# "Blue Tread"?  something new to me



## johnstonga (Sep 9, 2017)

Just attended my first Owner Update in Ten+ Years as part of a Party Weekend.*

No hard sell ... it was actually a net positive ..... the rep did repeatedly mentioned  "Blue Tread" (or something similar) that I should explore further. 

Didn't give me an explanation of  "Blue Tread" other than I could use maintenance fees to help solve my "problem" of needing to rent about 500K more points a year from Wyndham to meet my needs.

So is this something "new" or something "old" that I missed over last 10 years ..... or something fanciful.

Thanks.   GAJ


*I'm from Arkansas and went with my father to Fairfield Bay presentation about Fifty years ago.
Never bought any Fairfield until after points were introduced in the 1990's & have been Platinum for about 20 years.
Told them I am closer to "Ovation" than I am to buying more points.


----------



## tschwa2 (Sep 9, 2017)

If you do a search for Blue Thread you will find articles about Wyndhams strategic push to tie the wyndham portfolio of business together with the "blue thread" which is Wyndhams hotel loyalty program.  
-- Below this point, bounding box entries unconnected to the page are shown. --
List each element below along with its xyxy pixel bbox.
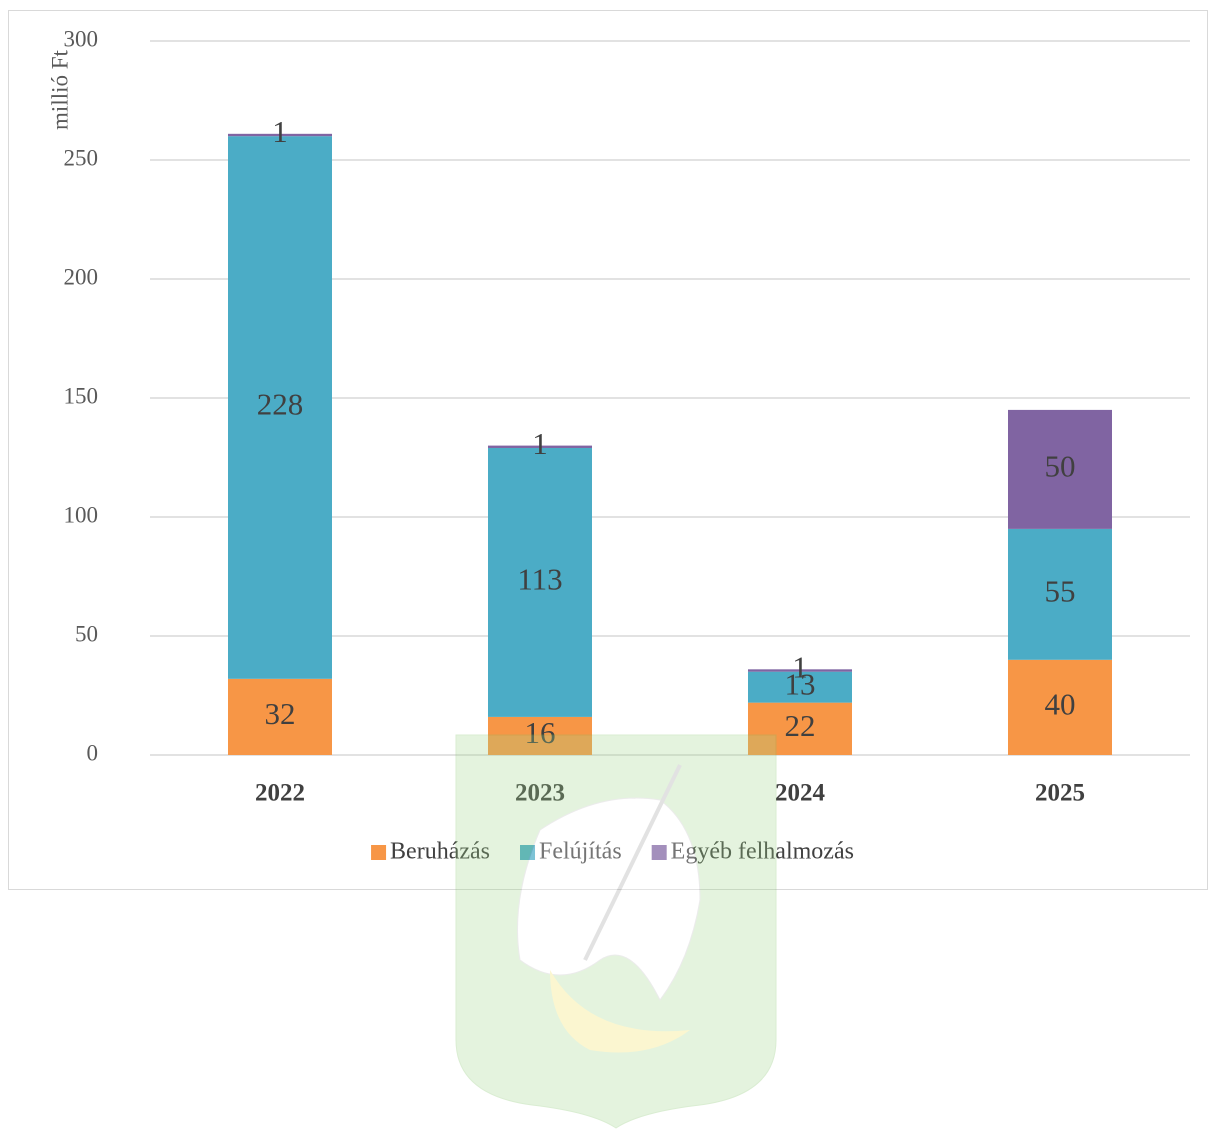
legend-swatch [371, 845, 387, 860]
bar-segment [228, 136, 332, 679]
bar-segment [488, 445, 592, 448]
legend-label: Beruházás [390, 839, 490, 865]
x-tick-label: 2022 [255, 780, 305, 807]
bar-segment [748, 669, 852, 672]
bar-segment [1008, 409, 1112, 529]
y-tick-label: 0 [87, 740, 99, 765]
data-label: 16 [525, 715, 556, 750]
legend-swatch [651, 845, 667, 860]
data-label: 32 [265, 696, 296, 731]
bar-segment [1008, 659, 1112, 755]
y-axis-title: millió Ft [47, 49, 72, 129]
y-tick-label: 150 [64, 383, 99, 408]
y-tick-label: 50 [75, 621, 98, 646]
legend-label: Egyéb felhalmozás [671, 839, 854, 865]
legend-label: Felújítás [539, 839, 622, 865]
data-label: 1 [532, 426, 548, 461]
y-tick-label: 250 [64, 145, 99, 170]
y-tick-label: 300 [64, 26, 99, 51]
x-tick-label: 2023 [515, 780, 565, 807]
x-tick-label: 2024 [775, 780, 826, 807]
bar-segment [1008, 528, 1112, 660]
chart-frame [8, 10, 1208, 890]
shield [455, 734, 777, 1129]
bar-segment [748, 671, 852, 703]
data-label: 113 [517, 562, 562, 597]
plot: 0501001502002503002022322281202316113120… [64, 26, 1190, 865]
data-label: 13 [785, 666, 816, 701]
data-label: 50 [1045, 449, 1076, 484]
bar-segment [228, 678, 332, 755]
bar-segment [488, 447, 592, 717]
rider [517, 797, 701, 1001]
bar-segment [488, 716, 592, 755]
data-label: 1 [792, 650, 808, 685]
data-label: 40 [1045, 687, 1076, 722]
x-tick-label: 2025 [1035, 780, 1085, 807]
legend-swatch [520, 845, 536, 860]
y-tick-label: 100 [64, 502, 99, 527]
spear [583, 764, 682, 961]
y-tick-label: 200 [64, 264, 99, 289]
dragon [550, 970, 690, 1053]
data-label: 22 [785, 708, 816, 743]
data-label: 1 [272, 114, 288, 149]
data-label: 55 [1045, 573, 1076, 608]
bar-segment [228, 133, 332, 137]
bar-segment [748, 702, 852, 755]
watermark [455, 734, 777, 1129]
data-label: 228 [257, 387, 304, 422]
https://skift.com/2017/04/27/wyndham-is-finally-harnessing-its-global-scale-via-loyalty/

http://www.wyndhamworldwide.com/new...-industry-veteran-michael-brown-lead-vacation


----------



## ronparise (Sep 9, 2017)

Wyndham is a big company with hotels they own, and hotels that they dont own (franchises like Ramada Inn) several different timeshare companies, and vacation rental companies. They want to sell timeshares to their hotel customers and rental customers and they want us timeshare owners to stay at their hotels for short stays or when we need to be in an area where there are no timeshares

So they need something that ties together all the various parts of the company,,, and they have it The Wyndham rewards program is the Blue Thread that ties it all together


----------



## johnstonga (Sep 9, 2017)

Thanks, tschwa2,  I only searched this forum and got a Void.
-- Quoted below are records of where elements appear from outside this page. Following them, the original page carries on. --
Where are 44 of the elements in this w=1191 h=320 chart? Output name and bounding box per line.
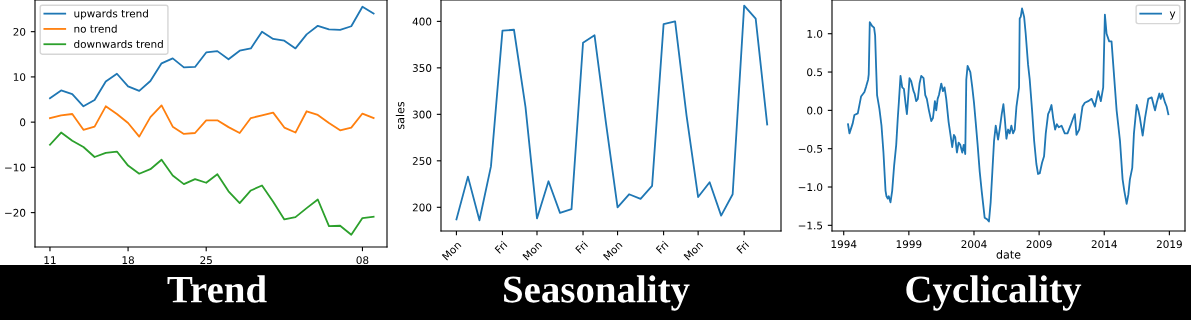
x-tick-label: 1994 xyxy=(831,240,857,249)
legend-label: downwards trend xyxy=(74,39,163,49)
x-tick-label: 2014 xyxy=(1091,240,1117,249)
y-tick-label: 0.5 xyxy=(807,68,823,77)
y-tick-label: −10 xyxy=(5,163,26,172)
x-axis-title: date xyxy=(996,250,1021,259)
line-series xyxy=(49,5,375,108)
x-tick-label: 11 xyxy=(44,256,56,264)
x-tick-label: 08 xyxy=(356,256,369,265)
y-tick-label: −20 xyxy=(5,208,26,217)
y-tick-label: 0 xyxy=(20,118,26,127)
y-tick-label: 20 xyxy=(13,27,26,36)
legend-label: no trend xyxy=(74,24,117,33)
y-tick-label: 0.0 xyxy=(807,106,823,115)
line-series xyxy=(847,7,1170,223)
line-series xyxy=(49,104,375,138)
y-tick-label: −0.5 xyxy=(798,144,823,153)
x-tick-label: Fri xyxy=(736,240,750,254)
text: Seasonality xyxy=(504,275,690,311)
x-tick-label: 25 xyxy=(200,256,212,265)
text: Cyclicality xyxy=(906,275,1082,311)
y-tick-label: 250 xyxy=(412,157,432,165)
x-tick-label: 2004 xyxy=(961,240,987,249)
text: Trend xyxy=(167,275,267,303)
x-tick-label: Fri xyxy=(574,240,588,254)
y-tick-label: 400 xyxy=(412,17,432,26)
x-tick-label: 18 xyxy=(122,256,134,265)
x-tick-label: Fri xyxy=(655,240,669,254)
line-series xyxy=(455,4,769,222)
y-axis-title: sales xyxy=(395,101,405,130)
y-tick-label: 350 xyxy=(412,64,432,72)
x-tick-label: 2019 xyxy=(1156,240,1182,249)
y-tick-label: −1.5 xyxy=(798,221,823,230)
x-tick-label: Fri xyxy=(494,240,508,254)
y-tick-label: 300 xyxy=(412,110,432,119)
x-tick-label: 1999 xyxy=(896,240,922,249)
legend-label: upwards trend xyxy=(74,9,148,20)
line-series xyxy=(49,131,375,236)
legend-label: y xyxy=(1169,11,1176,20)
y-tick-label: 10 xyxy=(13,73,26,82)
x-tick-label: 2009 xyxy=(1026,240,1052,249)
y-tick-label: 1.0 xyxy=(807,29,823,38)
y-tick-label: 200 xyxy=(412,203,432,212)
y-tick-label: −1.0 xyxy=(798,183,823,192)
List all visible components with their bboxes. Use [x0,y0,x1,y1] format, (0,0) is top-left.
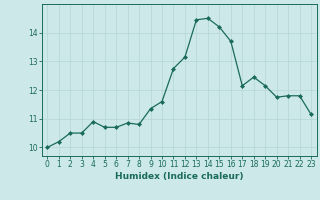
X-axis label: Humidex (Indice chaleur): Humidex (Indice chaleur) [115,172,244,181]
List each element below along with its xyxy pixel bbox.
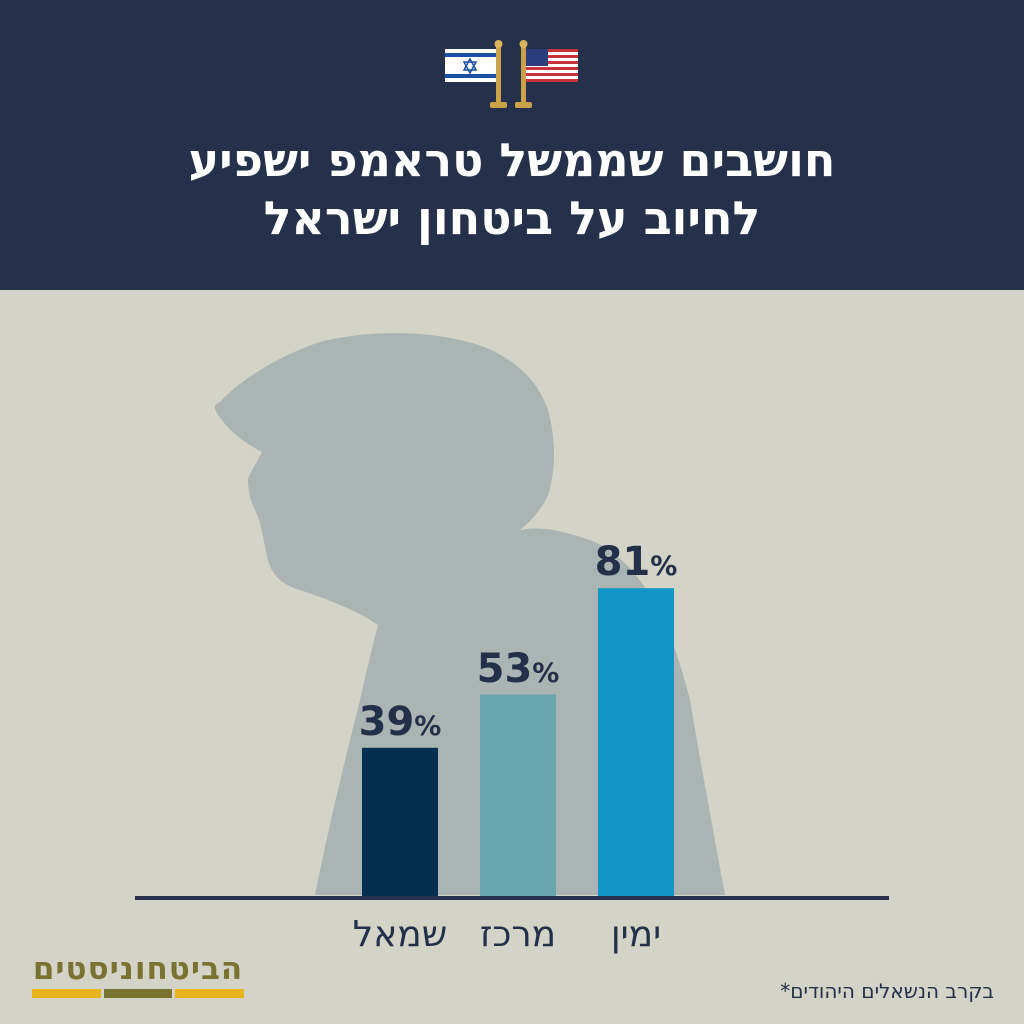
- title-line-2: לחיוב על ביטחון ישראל: [263, 191, 761, 245]
- logo-stripes: [32, 989, 245, 998]
- category-label-right: ימין: [610, 914, 662, 955]
- bar-value-label-left: 39%: [358, 698, 442, 745]
- brand-logo: הביטחוניסטים: [32, 951, 245, 998]
- logo-stripe: [32, 989, 101, 998]
- bar-center: [480, 694, 556, 896]
- category-label-left: שמאל: [352, 914, 448, 955]
- header-banner: חושבים שממשל טראמפ ישפיע לחיוב על ביטחון…: [0, 0, 1024, 290]
- footnote: בקרב הנשאלים היהודים*: [780, 979, 994, 1003]
- logo-stripe: [103, 989, 173, 998]
- bars-group: [362, 588, 674, 896]
- bar-right: [598, 588, 674, 896]
- category-label-center: מרכז: [479, 914, 557, 955]
- logo-stripe: [175, 989, 245, 998]
- logo-text: הביטחוניסטים: [32, 951, 244, 987]
- usa-flag-icon: [515, 40, 578, 108]
- bar-value-label-right: 81%: [594, 539, 678, 586]
- bar-value-label-center: 53%: [476, 645, 560, 692]
- silhouette-figure: [214, 333, 725, 896]
- title-line-1: חושבים שממשל טראמפ ישפיע: [188, 133, 836, 187]
- bar-chart: [135, 333, 889, 900]
- flags-graphic: [445, 40, 578, 108]
- israel-flag-icon: [445, 40, 507, 108]
- bar-left: [362, 747, 438, 896]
Based on what I read, looks like I ought to study a little on the Wyndham site on what the 2015+ revamping of the "Loyalty" program means for us owners.
Every time over last 20 yrs I've looked at similar moves -- Plus Partners was latest I recall evaluating -- they did not make dollars/sense for me.

On face of it, doesn't sound like it is a 'magic bullet' that would reduce my costs of renting 500K points a year @ $8/K which is only about $1/K more than my total cost of my 1.1 million owner points.
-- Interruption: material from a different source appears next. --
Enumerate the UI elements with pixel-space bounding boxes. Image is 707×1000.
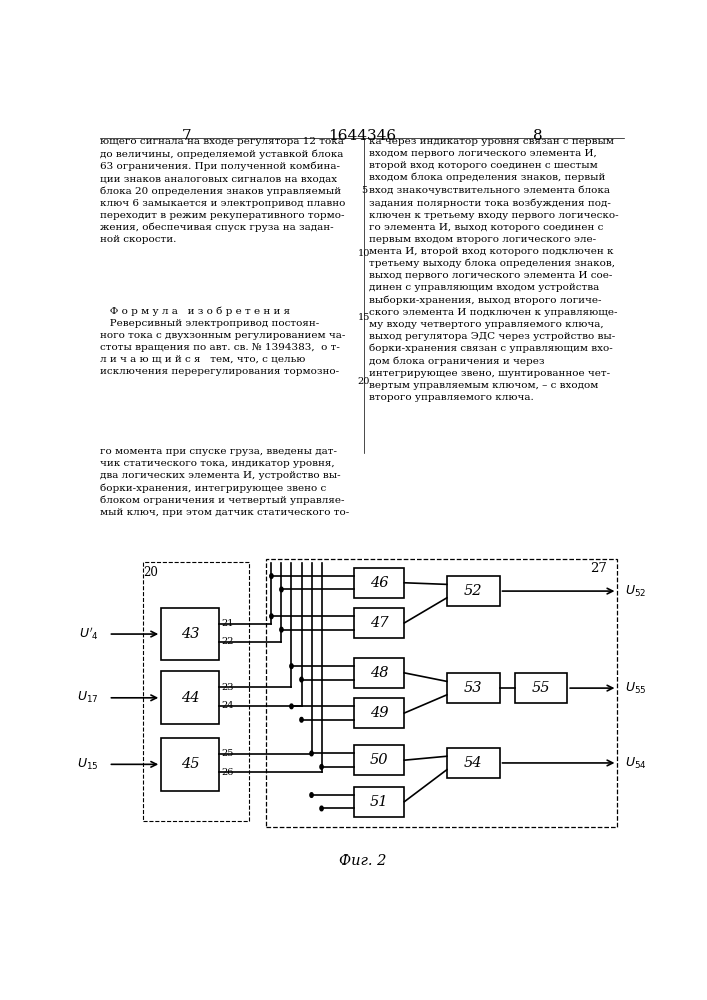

Now if some owner needs to dump points at $7/k to make me off season reservations in Wmsburg ... I am all ears!

GAJ



tschwa2 said:


> If you do a search for Blue Thread you will find articles about Wyndhams strategic push to tie the wyndham portfolio of business together with the "blue thread" which is Wyndhams hotel loyalty program.
> 
> https://skift.com/2017/04/27/wyndham-is-finally-harnessing-its-global-scale-via-loyalty/
> 
> http://www.wyndhamworldwide.com/new...-industry-veteran-michael-brown-lead-vacation


----------



## tschwa2 (Sep 9, 2017)

johnstonga said:


> Thanks, tschwa2,  I only searched this forum and got a Void.
> 
> Based on what I read, looks like I ought to study a little on the Wyndham site on what the 2015+ revamping of the "Loyalty" program means for us owners.
> Every time over last 20 yrs I've looked at similar moves -- Plus Partners was latest I recall evaluating -- they did not make dollars/sense for me.
> ...


Of course it does, it's called "fuzzy math"  Was that a Bush legacy or some other president?   All you need to do is get the credit card (a part of the blue thread) and charge about $100,000 a month and it will cover your MF's.


----------



## DeeDibble (Sep 14, 2017)

They keep bugging me to come back for 30 minutes because they just texted me today and said " I was told we were able to get the entitlement reopened for the Anniversary......".  I just really feel like it's all a bunch of BS and that it really boils down to they want us to just buy more points.   I believe they are going to say " you will absolutely be able to cancel and rebook and get your discounts like before if you do this..."


----------



## Ty1on (Sep 14, 2017)

tschwa2 said:


> Of course it does, it's called "fuzzy math"  Was that a Bush legacy or some other president?   All you need to do is get the credit card (a part of the blue thread) and charge about $100,000 a month and it will cover your MF's.



That was HW criticizing Reagonomics in the 1980 election campaign.


----------